Other than Oklahoma City’s Sam Presti, it’s hard to imagine another front office executive having as good an offseason as Ainge. He rolled the dice to go down two spots in last June’s NBA draft, and wound up with arguably the most NBA-ready player (Jayson Tatum) among those selected in last June’s NBA draft. (Remember, the likely rookie-of-the-year Ben Simmons did not play last year after Philadelphia drafted him with the top overall pick in 2016.) The free-agent pickups of Aron Baynes, Daniel Theis and Shane Larkin have all had moments where they carried the team to victory. Even second-round picks like Semi Ojeleye and two-way players like Jabari Bird have contributed to wins this season. Fans may not like some of Ainge’s decisions in the moment but he deserves a lot of credit for the team we see today, one that has played at a level few envisioned they'd reach this quickly.


 
BRAD STEVENS
 
And to think, the Big Three (Kyrie Irving, Gordon Hayward and Al Horford) Boston was planning to build around this season has played less than five minutes together. Stevens has been pushing all the right buttons, putting guys in unexpected positions to succeed with a cast that’s long on talent and well, well short on experience. Boston’s first win of the season came at Philadelphia, a game in which the Celtics played six different rookies. It’s not unusual for teams to use first-year players frequently, but for a team that was built to contend for a championship? That’s highly unusual. The biggest thing is despite the lack of experience on the floor, Stevens hasn’t allowed them to use that as a reason to fail. Instead, Stevens has had them lean heavily on film study and the wisdom of veterans, as well as empowered them to have a “next-man-up” mindset with one goal regardless of what they are tasked with doing: Get it done. No excuses.


 
ROOM FOR IMPROVEMENT
 
Boston has spent most of this season atop the NBA standings, fueled in large part by a 15-game winning streak -- the longest of the Brad Stevens era and the fifth-longest ever by a Celtics team. But within that winning streak, there have been some noticeable areas of concern (i.e., bench scoring) that have made games more challenging.

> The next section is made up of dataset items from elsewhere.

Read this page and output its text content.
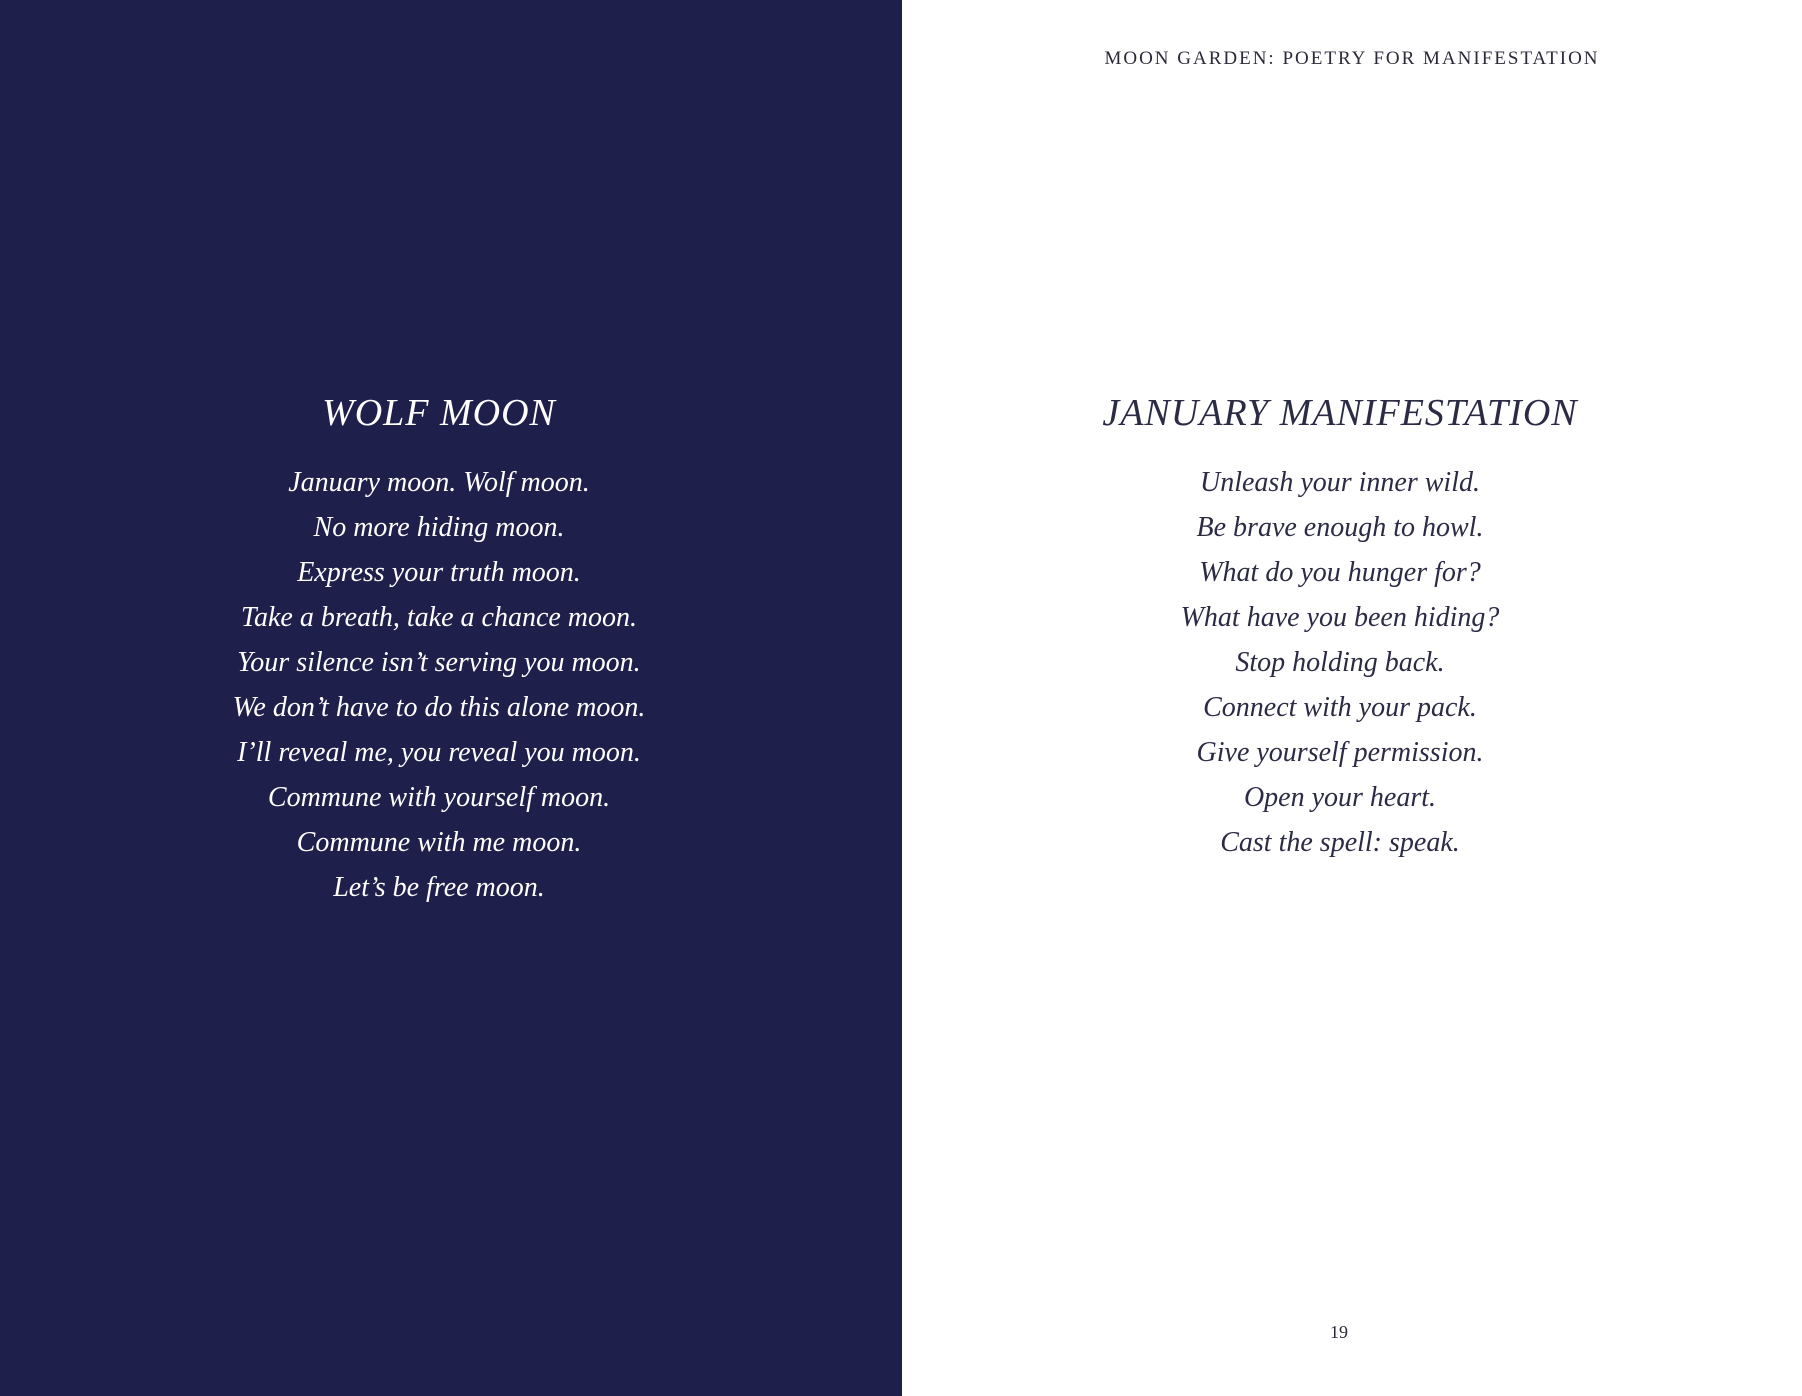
WOLF MOON
January moon. Wolf moon.
No more hiding moon.
Express your truth moon.
Take a breath, take a chance moon.
Your silence isn’t serving you moon.
We don’t have to do this alone moon.
I’ll reveal me, you reveal you moon.
Commune with yourself moon.
Commune with me moon.
Let’s be free moon.
MOON GARDEN: POETRY FOR MANIFESTATION
JANUARY MANIFESTATION
Unleash your inner wild.
Be brave enough to howl.
What do you hunger for?
What have you been hiding?
Stop holding back.
Connect with your pack.
Give yourself permission.
Open your heart.
Cast the spell: speak.
19
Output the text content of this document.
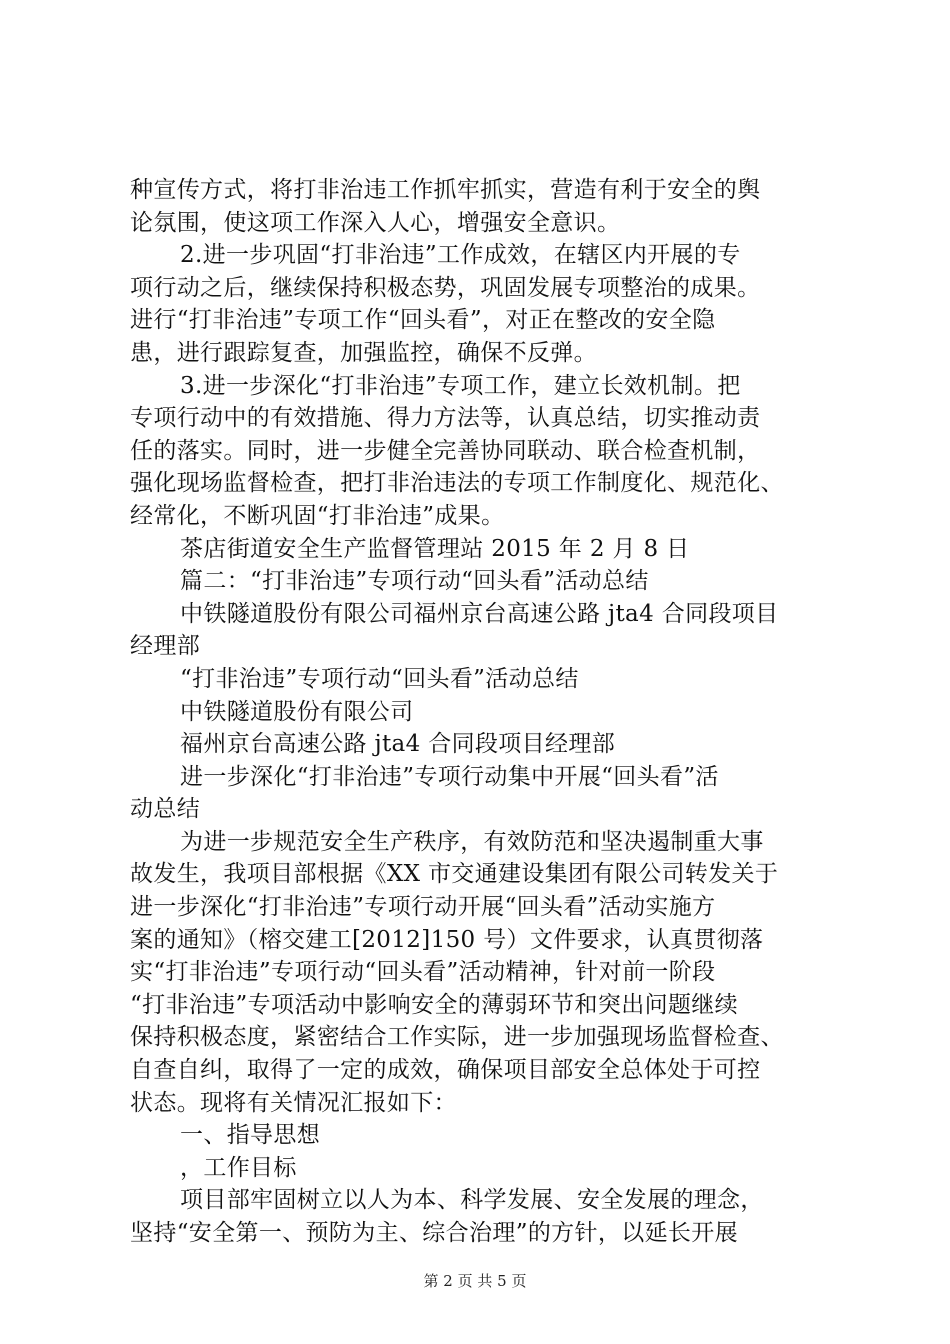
种宣传方式，将打非治违工作抓牢抓实，营造有利于安全的舆
论氛围，使这项工作深入人心，增强安全意识。
2.进一步巩固“打非治违”工作成效，在辖区内开展的专
项行动之后，继续保持积极态势，巩固发展专项整治的成果。
进行“打非治违”专项工作“回头看”，对正在整改的安全隐
患，进行跟踪复查，加强监控，确保不反弹。
3.进一步深化“打非治违”专项工作，建立长效机制。把
专项行动中的有效措施、得力方法等，认真总结，切实推动责
任的落实。同时，进一步健全完善协同联动、联合检查机制，
强化现场监督检查，把打非治违法的专项工作制度化、规范化、
经常化，不断巩固“打非治违”成果。
茶店街道安全生产监督管理站 2015 年 2 月 8 日
篇二：“打非治违”专项行动“回头看”活动总结
中铁隧道股份有限公司福州京台高速公路 jta4 合同段项目
经理部
“打非治违”专项行动“回头看”活动总结
中铁隧道股份有限公司
福州京台高速公路 jta4 合同段项目经理部
进一步深化“打非治违”专项行动集中开展“回头看”活
动总结
为进一步规范安全生产秩序，有效防范和坚决遏制重大事
故发生，我项目部根据《XX 市交通建设集团有限公司转发关于
进一步深化“打非治违”专项行动开展“回头看”活动实施方
案的通知》（榕交建工[2012]150 号）文件要求，认真贯彻落
实“打非治违”专项行动“回头看”活动精神，针对前一阶段
“打非治违”专项活动中影响安全的薄弱环节和突出问题继续
保持积极态度，紧密结合工作实际，进一步加强现场监督检查、
自查自纠，取得了一定的成效，确保项目部安全总体处于可控
状态。现将有关情况汇报如下：
一、指导思想
，工作目标
项目部牢固树立以人为本、科学发展、安全发展的理念，
坚持“安全第一、预防为主、综合治理”的方针，以延长开展
第 2 页 共 5 页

And that's what makes these Celtics so scary to the rest of the league. If they’re beating teams consistently now, how much better will they be when the offense catches up or, at a minimum, gains some ground on what has been an impressive stretch of play defensively? That’s why as good as this first full month of the season has been, there's reason to believe they’ll only get better. The Celtiheircs have seen  share of adversity. They've played without their All-Stars. They have fought back from double-digit deficits to emerge victorious. This is a young squad, but battle-tested already. Because of all that, they have a certain level of confidence that regardless of the situation, regardless of the score, they feel they will find a pathway to success. And that, Celtics Nation, is something to be thankful for.